No Hall of Famers on World Series winners

I thought it would be interesting to go back through the years and see how many teams have won the World Series without a Hall of Fame player (managers are not under consideration). The most recent team to win with a HOFer was the 1996 Yankees with Wade Boggs, but that will change very soon with Pedro Martinez (2004 Red Sox) likely going in next year. Prior to the 1997 Marlins, you have to go back to 1988 to find a Famerless team (though Don Sutton did play part of the year in LA). Two other teams in the 80s accomplished the feat (1984 Tigers and 1981 Dodgers); as far as I can determine no older team won without at least one Hall of Famer on the roster.

Below are the Famerless World Series winners. Player names in italics are potential future Famers in my opinion.
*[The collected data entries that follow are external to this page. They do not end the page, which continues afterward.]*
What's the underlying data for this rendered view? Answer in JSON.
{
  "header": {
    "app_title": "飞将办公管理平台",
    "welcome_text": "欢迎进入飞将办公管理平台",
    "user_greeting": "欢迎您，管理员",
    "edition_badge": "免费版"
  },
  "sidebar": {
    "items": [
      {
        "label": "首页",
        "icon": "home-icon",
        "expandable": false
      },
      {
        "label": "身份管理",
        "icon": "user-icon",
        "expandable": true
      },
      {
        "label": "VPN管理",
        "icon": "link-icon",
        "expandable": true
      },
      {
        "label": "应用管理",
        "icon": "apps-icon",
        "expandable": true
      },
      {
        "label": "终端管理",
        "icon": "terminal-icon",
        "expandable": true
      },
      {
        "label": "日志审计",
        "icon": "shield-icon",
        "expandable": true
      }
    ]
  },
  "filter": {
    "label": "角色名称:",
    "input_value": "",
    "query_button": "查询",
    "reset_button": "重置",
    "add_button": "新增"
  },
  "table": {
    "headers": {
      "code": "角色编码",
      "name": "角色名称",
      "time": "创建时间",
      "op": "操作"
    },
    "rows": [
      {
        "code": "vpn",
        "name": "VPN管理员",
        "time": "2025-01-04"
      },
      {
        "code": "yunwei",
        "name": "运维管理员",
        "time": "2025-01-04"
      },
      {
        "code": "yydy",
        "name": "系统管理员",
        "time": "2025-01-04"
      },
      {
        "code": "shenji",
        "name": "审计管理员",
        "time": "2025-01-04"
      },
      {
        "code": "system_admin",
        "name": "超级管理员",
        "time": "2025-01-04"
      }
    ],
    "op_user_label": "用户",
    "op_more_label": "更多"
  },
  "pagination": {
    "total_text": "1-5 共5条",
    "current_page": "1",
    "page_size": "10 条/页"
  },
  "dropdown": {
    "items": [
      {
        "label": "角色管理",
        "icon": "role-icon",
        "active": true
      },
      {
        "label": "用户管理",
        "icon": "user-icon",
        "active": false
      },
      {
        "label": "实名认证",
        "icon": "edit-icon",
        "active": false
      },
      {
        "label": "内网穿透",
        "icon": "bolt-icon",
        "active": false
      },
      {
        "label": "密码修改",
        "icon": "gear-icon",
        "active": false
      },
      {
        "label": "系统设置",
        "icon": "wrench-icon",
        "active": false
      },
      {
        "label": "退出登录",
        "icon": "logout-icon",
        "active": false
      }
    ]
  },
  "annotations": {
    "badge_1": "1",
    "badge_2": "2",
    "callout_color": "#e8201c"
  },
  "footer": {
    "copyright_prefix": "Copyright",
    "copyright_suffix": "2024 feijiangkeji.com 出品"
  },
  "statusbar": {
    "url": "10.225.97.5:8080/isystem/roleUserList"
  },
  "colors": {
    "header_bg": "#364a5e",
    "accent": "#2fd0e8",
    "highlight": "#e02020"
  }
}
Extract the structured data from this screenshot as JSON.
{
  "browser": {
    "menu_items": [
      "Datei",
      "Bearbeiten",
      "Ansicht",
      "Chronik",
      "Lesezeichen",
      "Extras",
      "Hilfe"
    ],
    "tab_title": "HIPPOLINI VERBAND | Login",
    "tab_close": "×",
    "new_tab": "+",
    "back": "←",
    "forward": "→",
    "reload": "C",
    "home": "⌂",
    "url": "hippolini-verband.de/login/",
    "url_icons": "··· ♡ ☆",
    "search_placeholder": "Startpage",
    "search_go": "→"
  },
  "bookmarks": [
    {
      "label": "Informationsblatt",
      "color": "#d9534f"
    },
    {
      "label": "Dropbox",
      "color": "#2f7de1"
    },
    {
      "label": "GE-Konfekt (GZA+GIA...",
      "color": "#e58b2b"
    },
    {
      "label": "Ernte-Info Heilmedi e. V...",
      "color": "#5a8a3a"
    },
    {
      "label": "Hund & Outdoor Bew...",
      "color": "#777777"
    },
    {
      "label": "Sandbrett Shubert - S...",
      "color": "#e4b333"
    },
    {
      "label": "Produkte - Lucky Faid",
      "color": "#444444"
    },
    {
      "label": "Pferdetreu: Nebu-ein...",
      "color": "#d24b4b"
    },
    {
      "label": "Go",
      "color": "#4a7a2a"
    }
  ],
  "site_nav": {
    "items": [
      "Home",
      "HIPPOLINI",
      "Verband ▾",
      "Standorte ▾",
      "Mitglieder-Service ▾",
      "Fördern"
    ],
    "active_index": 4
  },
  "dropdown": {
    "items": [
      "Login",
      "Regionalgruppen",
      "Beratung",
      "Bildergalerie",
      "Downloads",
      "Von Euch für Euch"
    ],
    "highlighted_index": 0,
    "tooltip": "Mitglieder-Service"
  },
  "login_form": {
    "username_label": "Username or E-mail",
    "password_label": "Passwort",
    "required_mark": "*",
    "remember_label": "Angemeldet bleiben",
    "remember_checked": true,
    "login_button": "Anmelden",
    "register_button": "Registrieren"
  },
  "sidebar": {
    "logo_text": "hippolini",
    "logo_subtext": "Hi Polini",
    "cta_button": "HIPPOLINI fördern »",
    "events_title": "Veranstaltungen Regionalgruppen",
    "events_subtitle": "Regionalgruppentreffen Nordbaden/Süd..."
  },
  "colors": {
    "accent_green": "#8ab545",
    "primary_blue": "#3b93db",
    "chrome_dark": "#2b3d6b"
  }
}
While the Giants and Red Sox and even the ’08 Phillies have a few that could one day be considered Cooperstown worthy, it is doubtful anyone from the 2002 Angels squad will be enshrined.

Of course, the Dodgers had Tom Lasorda and the Tigers had Sparky Anderson leading them to the promised land, so even without any future Famers in the field, the teams had brilliant minds in the dugout.

About JT

Christian. Husband. Dad. 911 dispatcher. Baseball fan. Horror nut. Music nerd. Bookworm. Time Magazine's 2006 Person of the Year.

Posted on June 3, 2014, in baseball and tagged , , , , , , , . Bookmark the permalink. 1 Comment.

  1. This was a fascinating article! I enjoyed reading it.

    For the more recent teams, a problem becomes trying to project the careers of younger players. I think, for instance, that there’s a really good chance that Buster Posey from the ’10 and ’12 Giants makes the Hall, but this is only his fifth full season in the majors, so who knows? Same with Jon Lester and Dustin Pedroia from last year’s Sox and Cole Hamels from the ’08 Phils — the first halves of their careers look good, but who knows?

    The ’97 Marlins seem to me to raise the question of how you treat players with connections to PEDs. Simply on stats, both Gary Sheffield and Kevin Brown are really, really hard to argue with — but the voters tossed Brown almost immediately, and I don’t know how they’ll treat Sheffield when he comes up this year.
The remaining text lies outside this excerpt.